The carrier was not engaged in anti-submarine warfare exercises at the time and thus did not have active patrols for submarines, the Navy official said. As a result, submarine defenses for the carrier and its accompanying warships will be reviewed, he said.
The submarine was spotted by carrier-based aircraft conducting routine surveillance.
The submarine encounter also took U.S. intelligence agencies by surprise because of years of analyses that continue to portray a benign China, said a defense official.
"Our China analysts appeared to be stunned that China would shadow a U.S. carrier as far away as Okinawa," the defense official said.
The Japan-based Kitty Hawk and associated warships are the only Asia-based battle group and would be the first to respond to a crisis concerning Taiwan, which China has threatened with force in the past.
The encounter also was unusual because Chinese submarines normally do not operate in deep waters, both officials said.
"From our standpoint, ... it shows that they continue to develop blue-water capabilities," the Navy official said.
Pentagon and military officials initially declined to discuss anything about the submarine incident, claiming details were classified. Some details were then disclosed after The Washington Times reported the encounter in yesterday's editions.
Disclosure of the submarine encounter comes as the U.S. Pacific Fleet commander, Adm. Gary Roughead, is visiting China for meetings with Chinese military officials.
A Pacific Fleet spokesman said Adm. Roughead could not be reached yesterday on whether he planned to raise the submarine encounter during talks with the Chinese.
Adm. Roughead told reporters in Beijing yesterday that he hopes to better understand the intentions behind China's naval buildup during his weeklong visit.
"When asked if the PLA navy is a threat, I've been on the record as saying no," the four-star admiral said, referring to Chinese forces, the People's Liberation Army. "But I really would like to know what the intent is in some of the developments that I see in the PLA navy."
Adm. Roughead is in China as the U.S. and Chinese militaries conduct a joint search-and-rescue operation exercise.
The visit is part of an ambitious program being promoted by the commander of U.S. forces in the Pacific, Adm. William J. Fallon, to develop closer ties with the Chinese military.
The program has been plagued by a lack of reciprocity on the part of China's military, which continues to refuse U.S. military visitors to key military facilities or to observe military exercise. By contrast, the U.S. military has given Chinese military visitors access to sensitive U.S. facilities and military exercises.
Also, China is continuing to block U.S. military officials from visiting a secret underground command center in Beijing known as the Western Hills.
Adm. Roughead is scheduled to meet Chinese navy commander Vice Admiral Wu Shengli and the commander of the South China Sea Fleet. Those talks could shed light on China's aggressive naval buildup.

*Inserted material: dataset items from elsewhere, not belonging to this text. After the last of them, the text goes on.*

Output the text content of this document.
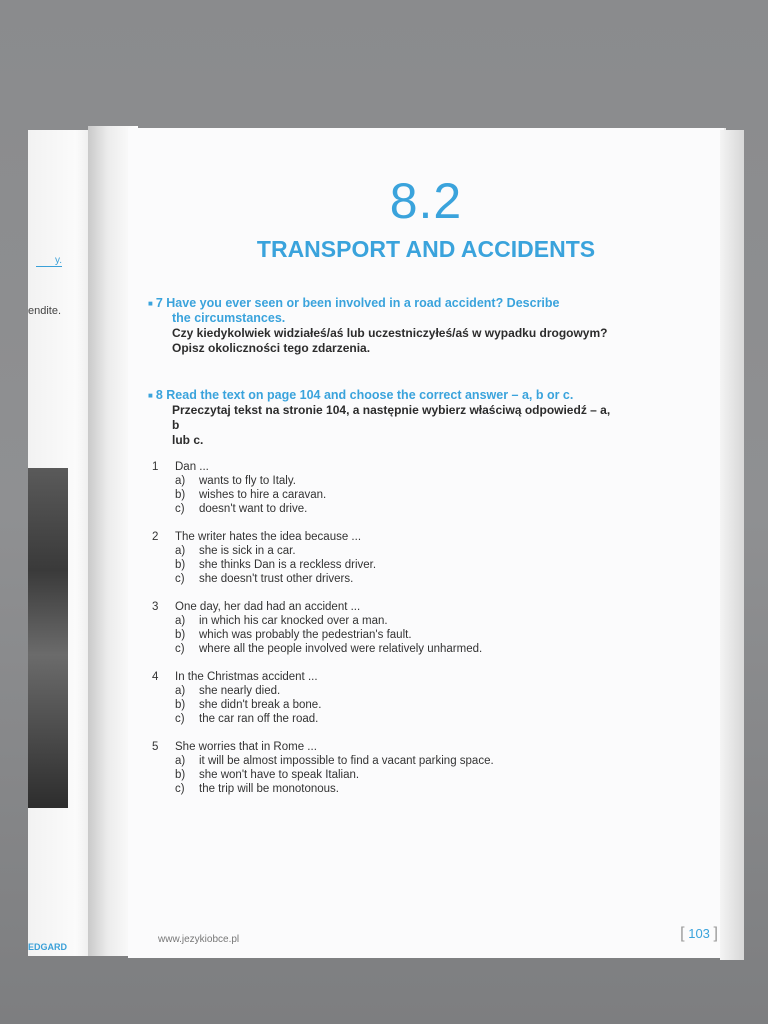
y.
endite.
EDGARD
8.2
TRANSPORT AND ACCIDENTS
■ 7 Have you ever seen or been involved in a road accident? Describe
the circumstances.
Czy kiedykolwiek widziałeś/aś lub uczestniczyłeś/aś w wypadku drogowym?
Opisz okoliczności tego zdarzenia.
■ 8 Read the text on page 104 and choose the correct answer – a, b or c.
Przeczytaj tekst na stronie 104, a następnie wybierz właściwą odpowiedź – a, b
lub c.
1 Dan ...
a) wants to fly to Italy.
b) wishes to hire a caravan.
c) doesn't want to drive.
2 The writer hates the idea because ...
a) she is sick in a car.
b) she thinks Dan is a reckless driver.
c) she doesn't trust other drivers.
3 One day, her dad had an accident ...
a) in which his car knocked over a man.
b) which was probably the pedestrian's fault.
c) where all the people involved were relatively unharmed.
4 In the Christmas accident ...
a) she nearly died.
b) she didn't break a bone.
c) the car ran off the road.
5 She worries that in Rome ...
a) it will be almost impossible to find a vacant parking space.
b) she won't have to speak Italian.
c) the trip will be monotonous.
www.jezykiobce.pl	[ 103 ]
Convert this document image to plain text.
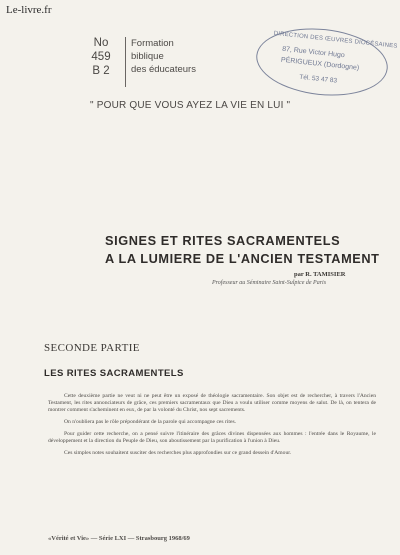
Le-livre.fr
No
459
B 2
Formation
biblique
des éducateurs
DIRECTION DES ŒUVRES DIOCÉSAINES
87, Rue Victor Hugo
PÉRIGUEUX (Dordogne)
Tél. 53 47 83
" POUR QUE VOUS AYEZ LA VIE EN LUI "
SIGNES ET RITES SACRAMENTELS
A LA LUMIERE DE L'ANCIEN TESTAMENT
par R. TAMISIER
Professeur au Séminaire Saint-Sulpice de Paris
SECONDE PARTIE
LES RITES SACRAMENTELS

Cette deuxième partie ne veut ni ne peut être un exposé de théologie sacramentaire. Son objet est de rechercher, à travers l'Ancien Testament, les rites annonciateurs de grâce, ces premiers sacramentaux que Dieu a voulu utiliser comme moyens de salut. De là, on tentera de montrer comment s'acheminent en eux, de par la volonté du Christ, nos sept sacrements.

On n'oubliera pas le rôle prépondérant de la parole qui accompagne ces rites.

Pour guider cette recherche, on a pensé suivre l'itinéraire des grâces divines dispensées aux hommes : l'entrée dans le Royaume, le développement et la direction du Peuple de Dieu, son aboutissement par la purification à l'union à Dieu.

Ces simples notes souhaitent susciter des recherches plus approfondies sur ce grand dessein d'Amour.

«Vérité et Vie» — Série LXI — Strasbourg 1968/69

"Clearly, the growth in the capacity and capability of the navy since I've first been exposed to it in the '90s, the ability to go into the blue water is very, very clear," he said. "I look forward to having discussions about what the vision is and perhaps what some of the operating doctrine might be."
William Tripplett, a former Senate Foreign Relations Committee staff specialist on China, said the failure to track the submarine was alarming.
"China's tracking of the Kitty Hawk, undetected by U.S. Navy anti-submarine warfare assets, is a shocking development," he said.